Iniziativa «per la democrazia» verso la bocciatura

La proposta di dimezzare da 10 a cinque anni il soggiorno legale per aspirare alla cittadinanza, come chiede l'iniziativa per la democrazia, è destinata a naufragare di fronte al muro compatto del campo «borghese» (UDC, Centro, PLR e Verdi liberali) che non intende togliere competenze in questo ambito a Comuni e Cantoni.
L'obiettivo dell'iniziativa popolare «Per un diritto di cittadinanza moderno (Iniziativa per la democrazia)», il cui dibattito in aula è in pieno svolgimento (si sono annunciati 62 oratori), è fare in modo che la legislazione in materia di naturalizzazione rientri nella competenza della Confederazione.
Prevede, come accennato, un diritto alla concessione della cittadinanza dopo cinque anni di soggiorno legale in Svizzera, a condizione che l'interessato non sia stato condannato a una pena detentiva di lunga durata (ossia superiore a un anno), non comprometta la sicurezza interna ed esterna del Paese e possieda conoscenze di base di una lingua nazionale.
Per il Consiglio federale, e per la commissione preparatoria - che chiede di bocciare il testo con 17 voti a 8 - il trasferimento di competenze alla Confederazione richiesto dall'iniziativa modificherebbe in modo significativo la ripartizione federalistica delle competenze in materia di naturalizzazione ordinaria.
Con la netta riduzione della durata minima di soggiorno e la rinuncia a termini di domicilio cantonali e comunali potrebbero farsi naturalizzare anche persone il cui soggiorno in Svizzera è ancora poco consolidato, ha ricordato in aula nome della commissione, Simone Gianini (PLR/TI), secondo cui il processo di naturalizzazione non è un puro atto amministrativo, ma presuppone l'adesione sincera al valori del nostro Paese.
Laddove il principio dell'integrazione è stato trascurato, come in Svezia, adesso ci sono dei problemi di carattere sociale, ha sottolineato il deputato ticinese. La naturalizzazione rappresenta il traguardo di un'integrazione riuscita, non il punto di partenza.
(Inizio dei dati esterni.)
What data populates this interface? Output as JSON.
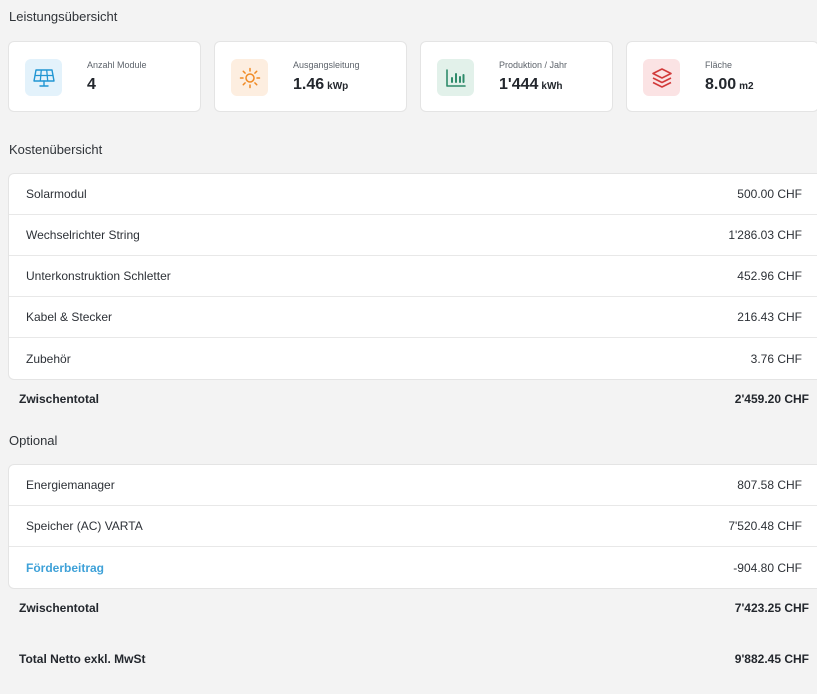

Cambiare modello come chiede l'iniziativa potrebbe «essere molto pericoloso», secondo Gianini.
Meno diplomatico Piero Marchesi (UDC/TI), e molti esponenti del suo partito. Per il consigliere nazionale malcantonese, l'iniziativa popolare persegue la «svendita» pura e semplice della cittadinanza svizzera. Per i democentristi, se l'iniziativa venisse accolta creerebbe una sorta di automatismo, di diritto alla cittadinanza. Il processo di naturalizzazione verrebbe banalizzato, mentre invece deve poggiare su solide basi circa l'integrazione, il cui esito positivo o negativo può essere verificato caso per caso solo a livello locale, ossia comunale.
Per il campo rosso-verde, invece, è ora che la Svizzera si doti di procedure moderne, omogenee, che agevolino la naturalizzazione soprattutto di quelle persone che vivono da noi da decenni (1,2 milioni di stranieri ottemperano già oggi alle condizioni per ottenere la cittadinanza, n.d.r), ma che osano fare questo passo a causa dall'imprevedibilità delle procedure, specie a livello comunale, della lungaggini e dei costi.
Per la consigliera nazionale Greta Gysin (Verdi/TI), la discrezionalità a livello comunale è troppo grande, ciò che trattiene molte persone dal chiedere la nazionalità, benché vivano da noi da decenni, quando non sono nate qui, paghino le tasse, siano perfettamente integrate, ma non possano partecipare pienamente alla vita politica del Paese.